Crimen Sollicitationis

Instructie van de RK Kerk inzake het aanzetten tot onkuisheid door priesters

Crimen Sollicitationis is een - oorspronkelijk geheime - instructie van het Heilig Officie van de Rooms-katholieke Kerk. Het werd in 1962 opgesteld onder verantwoordelijkheid van de toenmalige secretaris van het Officie, Alfredo Ottaviani. Het document heeft in het bijzonder betrekking op de misdaad (crimen) van de sollicitatio, dat wil zeggen de kennelijke directe of indirecte uitnodiging die een priester zou kunnen doen aan een biechteling tot seksuele handelingen. Ad inhonesta et turpia sollicitare vel provocare: uitdagen tot oneerbare en schandelijke zaken. Hoewel met sollicitatie vooral de situatie in de biecht wordt bedoeld, sluit het document feitelijk geen andere situaties uit waarin de priester een gelovige uitnodigt of opwekt tot seksuele handelingen. In het document wordt ook gewag gemaakt van de crimen pessimum (de verderfelijkste misdaad), daarvan is sprake wanneer een geestelijke een zeer obscene en zeer zondige handeling met een minderjarige, een man of met dieren verricht of waagt. Het document bepaalt dat degenen die van deze misdaden worden verdacht moeten worden berecht door diocesane rechtbanken, onder verantwoordelijkheid van het Heilig Officie.

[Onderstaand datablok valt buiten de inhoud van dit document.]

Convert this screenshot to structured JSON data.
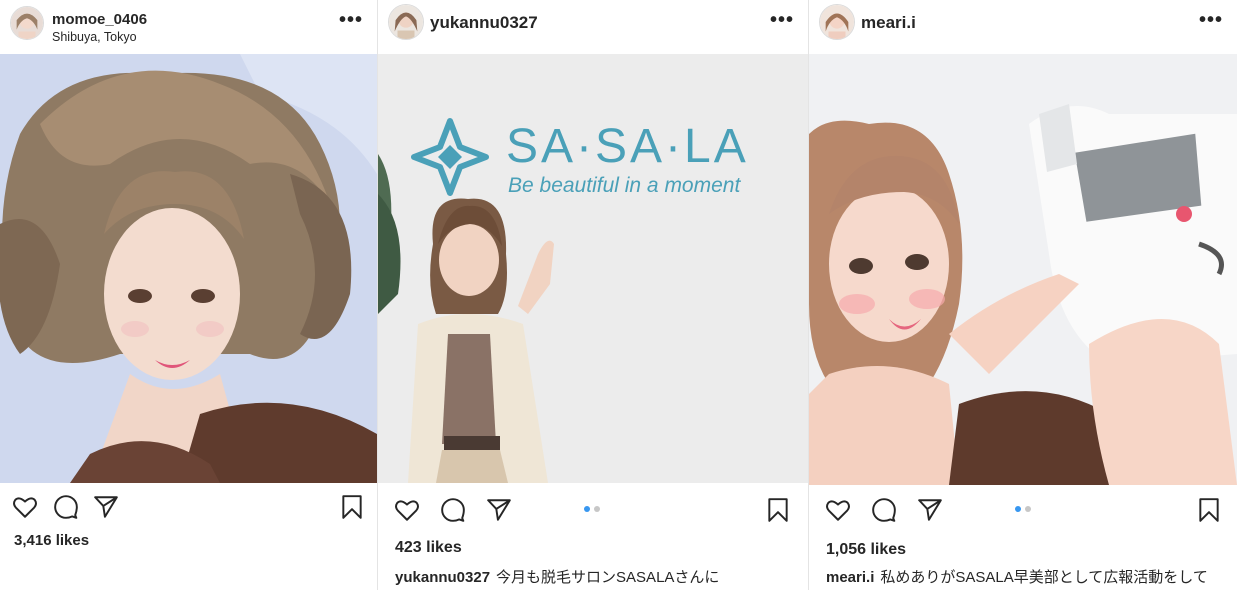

Crimen Sollicitationis richt zich tegen seksueel misbruik dat in de biechtstoel begint, maar ook tegen andere situaties waarin priesters misbruik maken van vertrouwensrelaties met gelovigen

In het document wordt strikte geheimhouding over deze processen opgelegd. Allen die bij dit soort processen betrokken zijn dienen een eed van eeuwigdurend stilzwijgen (perpetuo silentio) af te leggen. Zij die deze eed breken worden automatisch geëxcommuniceerd. Het document is daarom wel uitgelegd als een poging om het seksueel misbruik binnen de Katholieke Kerk voor de buitenwereld geheim te houden. Hoewel dit zeker de bedoeling zal zijn geweest, wijzen kerkjuristen erop dat men daarnaast beoogde om meer priesters zichzelf te laten aangeven. Zij wijzen daarnaast op het biechtgeheim dat sacramenteel beschermd is, waardoor de aangeklaagden zich niet kunnen verdedigen, althans voor die gevallen waarin de misdaad plaatsvond in een situatie rond de biecht.[1] Het document was in elk geval zo geheim, dat veel bisschoppen het niet kenden toen paus Johannes Paulus II ernaar verwees in zijn motu proprio uitgegeven brief Sacramentorum sanctitatis tutela, dat handelde over seksuele vergrijpen van de geestelijkheid.